The danger: Tight calves and hamstrings are a sign that your range of motion in your legs isn't what it should be. Norton, Jr. often sees this in treadmill runners, who tend to reach out with their feet instead of lifting their knees, overextending the muscles in the back of the leg. Limited range of motion also makes your back a prime target for injury, since your body will naturally take the path of least resistance as you go about your day, meaning instead of bending down to pick something up the proper way, you're more likely to bend over and put unnecessary strain on your back.

The Hip Shifter

What you're testing: How well your hips can move together
How to do it:
1. On a soft surface, kneel with your knees spread as wide as they comfortably can, then lean forward and put your weight on your forearms.
2. Keeping your forearms on the ground, push your butt back and sit back into your hips (picture the movement of a porch swing). Hold for 2 breaths.
3. Come back to start and push your butt back again, aiming to go a little bit deeper.
4. Repeat the stretch 10 times.
You've got a problem if: Your butt is barely moving when you try to sit back the first time and you make hardly any progress after the 10th time, or you can't get your knees wide enough to do the stretch at all.
The danger: When both hips are tight, chances are you're tight everywhere.
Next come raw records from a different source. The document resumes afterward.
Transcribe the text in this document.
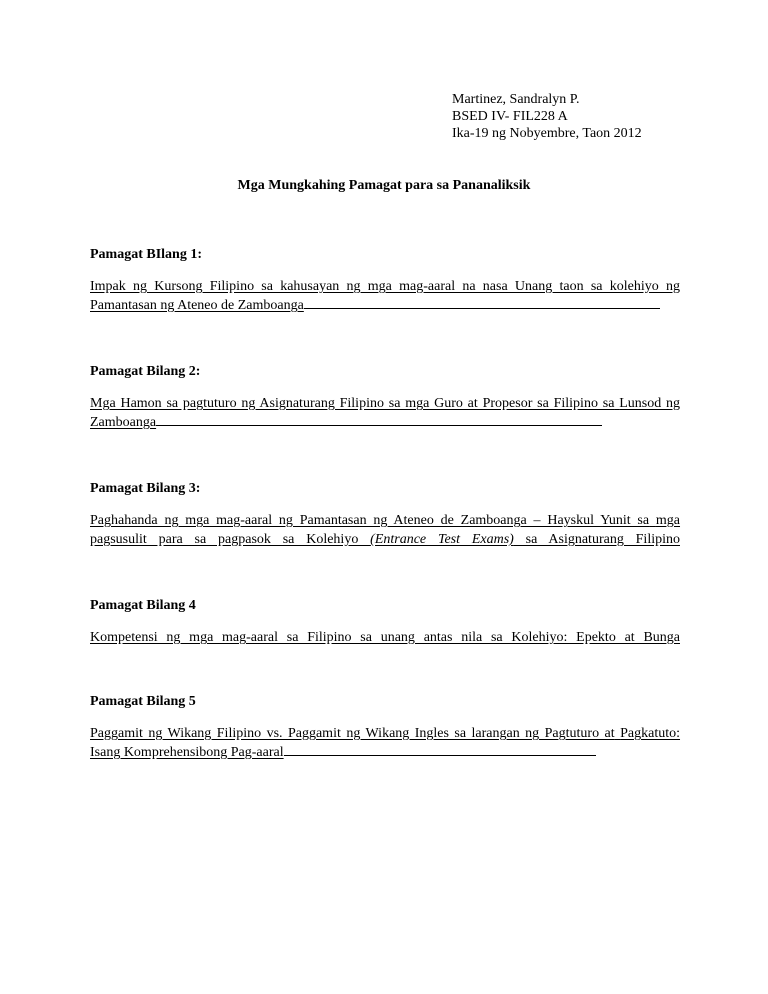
Martinez, Sandralyn P.
BSED IV- FIL228 A
Ika-19 ng Nobyembre, Taon 2012
Mga Mungkahing Pamagat para sa Pananaliksik
Pamagat BIlang 1:
Impak ng Kursong Filipino sa kahusayan ng mga mag-aaral na nasa Unang taon sa kolehiyo ng Pamantasan ng Ateneo de Zamboanga
Pamagat Bilang 2:
Mga Hamon sa pagtuturo ng Asignaturang Filipino sa mga Guro at Propesor sa Filipino sa Lunsod ng Zamboanga
Pamagat Bilang 3:
Paghahanda ng mga mag-aaral ng Pamantasan ng Ateneo de Zamboanga – Hayskul Yunit sa mga pagsusulit para sa pagpasok sa Kolehiyo (Entrance Test Exams) sa Asignaturang Filipino
Pamagat Bilang 4
Kompetensi ng mga mag-aaral sa Filipino sa unang antas nila sa Kolehiyo: Epekto at Bunga
Pamagat Bilang 5
Paggamit ng Wikang Filipino vs. Paggamit ng Wikang Ingles sa larangan ng Pagtuturo at Pagkatuto: Isang Komprehensibong Pag-aaral
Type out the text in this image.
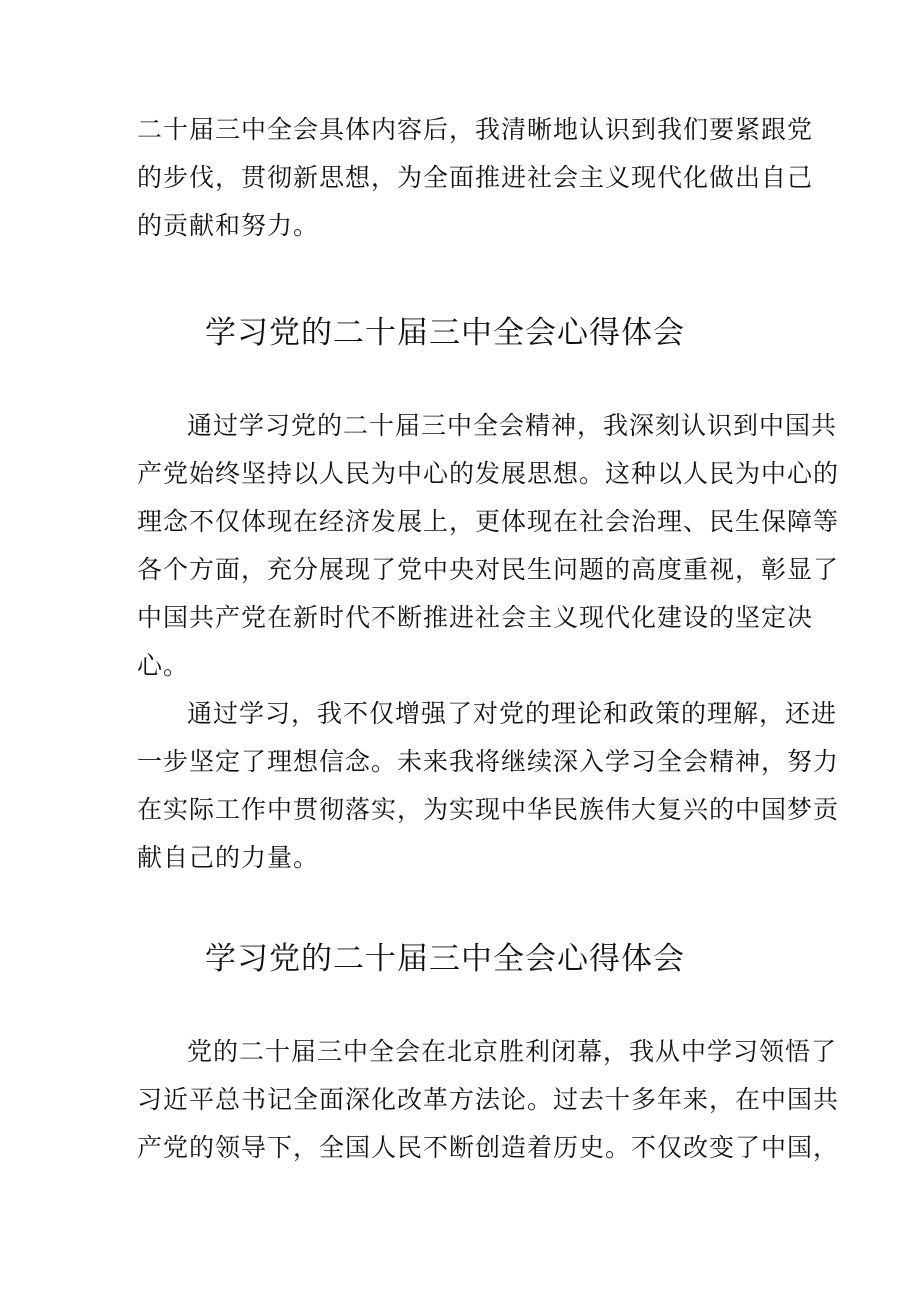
二十届三中全会具体内容后，我清晰地认识到我们要紧跟党
的步伐，贯彻新思想，为全面推进社会主义现代化做出自己
的贡献和努力。
学习党的二十届三中全会心得体会
通过学习党的二十届三中全会精神，我深刻认识到中国共
产党始终坚持以人民为中心的发展思想。这种以人民为中心的
理念不仅体现在经济发展上，更体现在社会治理、民生保障等
各个方面，充分展现了党中央对民生问题的高度重视，彰显了
中国共产党在新时代不断推进社会主义现代化建设的坚定决
心。
通过学习，我不仅增强了对党的理论和政策的理解，还进
一步坚定了理想信念。未来我将继续深入学习全会精神，努力
在实际工作中贯彻落实，为实现中华民族伟大复兴的中国梦贡
献自己的力量。
学习党的二十届三中全会心得体会
党的二十届三中全会在北京胜利闭幕，我从中学习领悟了
习近平总书记全面深化改革方法论。过去十多年来，在中国共
产党的领导下，全国人民不断创造着历史。不仅改变了中国，
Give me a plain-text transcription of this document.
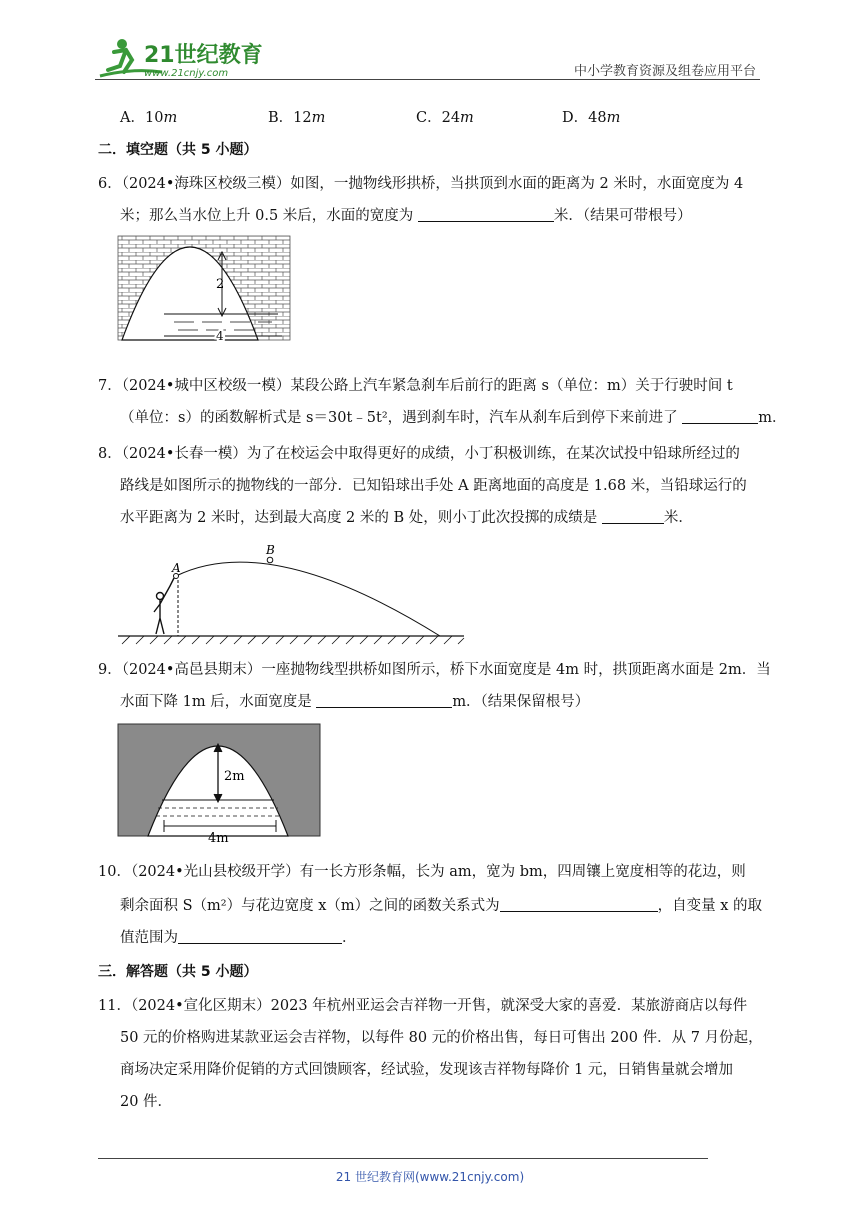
21世纪教育
www.21cnjy.com	中小学教育资源及组卷应用平台
A．10m	B．12m	C．24m	D．48m
二．填空题（共 5 小题）
6．（2024•海珠区校级三模）如图，一抛物线形拱桥，当拱顶到水面的距离为 2 米时，水面宽度为 4
米；那么当水位上升 0.5 米后，水面的宽度为	米．（结果可带根号）
2
4
7．（2024•城中区校级一模）某段公路上汽车紧急刹车后前行的距离 s（单位：m）关于行驶时间 t
（单位：s）的函数解析式是 s＝30t﹣5t²，遇到刹车时，汽车从刹车后到停下来前进了	m．
8．（2024•长春一模）为了在校运会中取得更好的成绩，小丁积极训练，在某次试投中铅球所经过的
路线是如图所示的抛物线的一部分．已知铅球出手处 A 距离地面的高度是 1.68 米，当铅球运行的
水平距离为 2 米时，达到最大高度 2 米的 B 处，则小丁此次投掷的成绩是	米．
B
A
9．（2024•高邑县期末）一座抛物线型拱桥如图所示，桥下水面宽度是 4m 时，拱顶距离水面是 2m．当
水面下降 1m 后，水面宽度是	m．（结果保留根号）
2m
4m
10．（2024•光山县校级开学）有一长方形条幅，长为 am，宽为 bm，四周镶上宽度相等的花边，则
剩余面积 S（m²）与花边宽度 x（m）之间的函数关系式为	，自变量 x 的取
值范围为	．
三．解答题（共 5 小题）
11．（2024•宣化区期末）2023 年杭州亚运会吉祥物一开售，就深受大家的喜爱．某旅游商店以每件
50 元的价格购进某款亚运会吉祥物，以每件 80 元的价格出售，每日可售出 200 件．从 7 月份起，
商场决定采用降价促销的方式回馈顾客，经试验，发现该吉祥物每降价 1 元，日销售量就会增加
20 件．
21 世纪教育网(www.21cnjy.com)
And that signals that you're way too sedentary, since frequent and varied movement helps all of your joints move more fluidly, including your hips, says Norton, Jr. These are the types of problems you'd expect to see in elderly people whose main form of movement is standing up and sitting down, he adds. Flexibility concerns aside, a sedentary lifestyle is also linked to a host of health problems such as heart disease and high blood pressure.

The Bretzel Lean

What you're testing: Glutes
How to do it:
1. Sit with your legs spread wide out in front of you and your knees bent.
2. Lean as far as you can to your right, trying to bring your right knee to the ground while keeping your knees spread. As you lean, twist your torso and bring your hands to the ground on the side of your right leg.
3. Once you're as far to the right as you feel you can go, try to lower your chest to the floor and stay there for 3 breathes.
4. Return to the starting position and repeat on the left side.
5. Do the stretch 2 times on each side.
You've got a problem if: You can't get your leading knee close to the floor, or you can go much deeper into the position on one side than you can on the other.
The danger: When your glutes are tight, your back picks up the slack of their limited range of movement, and the resulting back pain can affect every move you make. While most people have one glute that's stronger, and thus more flexible, than the other, you should be able to get equally as far into the stretch on both sides (you'll just feel it more on one). If you can't, that's cause for worry, because just like with the Spider-Man stretch, serious weakness on one side leads to compensation elsewhere in your body and potential injury.

Get More Flexible
These problems sound complicated but the fix is simple: Move more and move in different ways. If you're sedentary, just walking more will help. If you're a regular at the gym but struggle with flexibility, add in exercises you don't normally do, like swapping a stationary-bike session for a bootcamp class. This will help improve your range of motion and you'll notice that, in time, these stretches will get easier. Do these stretches 3 to 4 times per week as you increase your activity level and make an effort to vary your workouts more. At the one-month mark, you'll see improvement.